Sur le plan national, la loi crée un Haut Conseil de la famille, de l’enfance et de l’âge, placé auprès du Premier ministre. En pratique, il absorbera le Haut Conseil de l’âge, le Haut Conseil de la famille et une instance relative à l’enfance et à la protection de l’enfance, mise en place temporairement au sein de France Stratégie. Disparaîtront aussi le Comité national des retraités et des personnes âgées (CNRPA)(6), le Comité « avancée en âge » présidé par le gériatre Jean-Pierre Aquino et le Comité national pour la bientraitance et les droits des personnes âgées et des personnes handicapées. La mission de ce nouveau Haut Conseil : animer le débat public et apporter aux pouvoirs publics une expertise prospective et transversale sur les questions liées à la famille et à l’enfance, à l’avancée en âge, à l’adaptation de la société au vieillissement et à la bientraitance, dans une approche intergénérationnelle. Là encore, un décret définira les modalités de fonctionnement et la composition de l’instance.

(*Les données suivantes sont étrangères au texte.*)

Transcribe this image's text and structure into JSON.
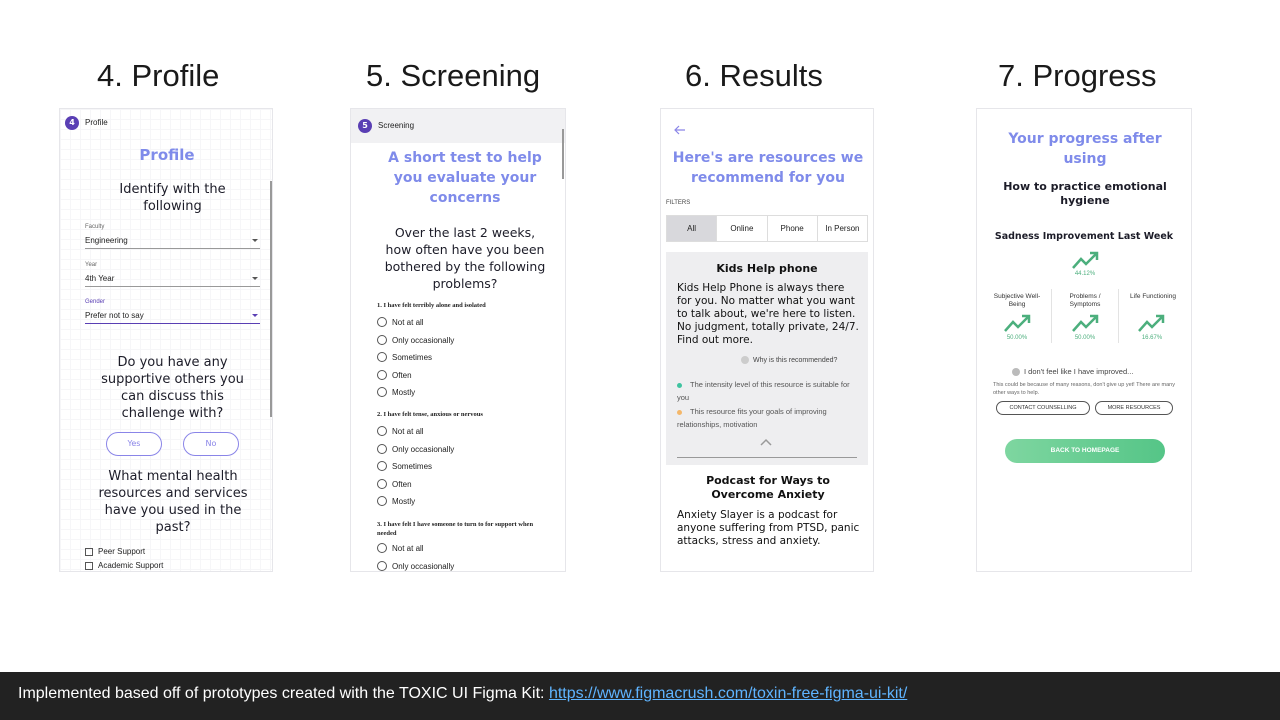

Sur le plan local, la loi instaure des conseils départementaux de la citoyenneté et de l’autonomie – qui se substitueront aux comités départementaux des retraités et des personnes âgées (Coderpa) et aux conseils départementaux consultatifs des personnes handicapées (CDCPH) – qui devront assurer la participation des personnes âgées et des personnes handicapées à l’élaboration et à la mise en œuvre des politiques de l’autonomie dans le département. Ils donneront notamment leur avis sur la constitution des maisons départementales de l’autonomie – qui seront généralisées en 2016 dans les conditions définies par la loi –, sur le schéma régional de santé ainsi que sur la programmation annuelle ou pluriannuelle des moyens alloués par l’ARS, le département et les régimes de base d’assurance vieillesse à la politique départementale de l’autonomie. C’est le président du conseil départemental qui assurera la présidence du conseil départemental de la citoyenneté et de l’autonomie, dont la composition et le fonctionnement sont précisés par la loi.
(2) La section V de la CNSA est consacrée au soutien aux études, à la recherche et aux actions innovantes.

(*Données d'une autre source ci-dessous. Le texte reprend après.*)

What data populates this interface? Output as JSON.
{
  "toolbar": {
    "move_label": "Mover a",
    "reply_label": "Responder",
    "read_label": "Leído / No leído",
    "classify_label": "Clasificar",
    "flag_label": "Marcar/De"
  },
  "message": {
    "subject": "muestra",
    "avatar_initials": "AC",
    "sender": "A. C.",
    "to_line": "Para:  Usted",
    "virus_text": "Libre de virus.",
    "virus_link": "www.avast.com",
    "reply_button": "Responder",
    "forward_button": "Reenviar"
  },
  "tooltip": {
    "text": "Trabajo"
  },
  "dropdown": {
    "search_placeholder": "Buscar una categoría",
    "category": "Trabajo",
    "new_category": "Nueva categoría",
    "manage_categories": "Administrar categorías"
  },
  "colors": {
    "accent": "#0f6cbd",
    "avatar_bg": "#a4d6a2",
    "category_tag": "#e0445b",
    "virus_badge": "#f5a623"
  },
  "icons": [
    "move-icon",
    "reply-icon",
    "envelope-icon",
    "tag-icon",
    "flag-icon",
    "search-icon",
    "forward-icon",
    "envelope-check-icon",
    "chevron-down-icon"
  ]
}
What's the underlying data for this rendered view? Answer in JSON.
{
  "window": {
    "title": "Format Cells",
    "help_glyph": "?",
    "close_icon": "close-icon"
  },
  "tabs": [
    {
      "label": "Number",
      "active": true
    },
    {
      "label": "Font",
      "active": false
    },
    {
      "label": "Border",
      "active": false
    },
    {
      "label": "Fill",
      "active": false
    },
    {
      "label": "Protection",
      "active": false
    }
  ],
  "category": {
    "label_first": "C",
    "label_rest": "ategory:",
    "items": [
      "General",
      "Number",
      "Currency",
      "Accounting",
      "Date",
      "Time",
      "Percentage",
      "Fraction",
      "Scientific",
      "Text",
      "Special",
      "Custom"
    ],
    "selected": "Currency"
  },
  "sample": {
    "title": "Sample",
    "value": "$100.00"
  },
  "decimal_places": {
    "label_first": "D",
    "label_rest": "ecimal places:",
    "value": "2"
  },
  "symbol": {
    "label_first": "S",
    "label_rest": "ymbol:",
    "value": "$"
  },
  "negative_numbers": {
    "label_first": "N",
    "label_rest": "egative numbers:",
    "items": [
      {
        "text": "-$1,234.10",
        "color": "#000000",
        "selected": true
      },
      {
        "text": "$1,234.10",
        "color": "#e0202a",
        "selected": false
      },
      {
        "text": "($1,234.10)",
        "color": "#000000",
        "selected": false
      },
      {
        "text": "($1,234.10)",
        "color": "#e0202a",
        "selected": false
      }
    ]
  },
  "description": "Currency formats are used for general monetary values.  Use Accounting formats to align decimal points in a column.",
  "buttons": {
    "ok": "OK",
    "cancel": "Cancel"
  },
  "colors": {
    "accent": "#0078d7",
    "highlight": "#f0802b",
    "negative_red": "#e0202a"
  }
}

(3) L’activité est exercée en mode prestataire lorsque le bénéficiaire n’est pas employeur, mais simple usager d’un service délivré par une personne salariée d’une association ou d’une entreprise.
(4) La tarification administrée est définie dans le cadre d’une négociation budgétaire annuelle entre le conseil départemental et la structure. Cette procédure tarifaire conduit ainsi à la fixation d’un tarif horaire distinct selon le degré de qualification des intervenants.
(5) Le prix est librement fixé lors de la signature du contrat avec le bénéficiaire du service, puis peut augmenter dans la limite d’un pourcentage fixé par arrêté.
(6) Dans l’attente de l’installation de ce Haut Conseil, un décret du 9 décembre 2015 prévoit le maintien du CNRPA jusqu’au 30 juin 2016 (décret n° 2015-1624 du 9 décembre 2015, J.O. du 11-12-15).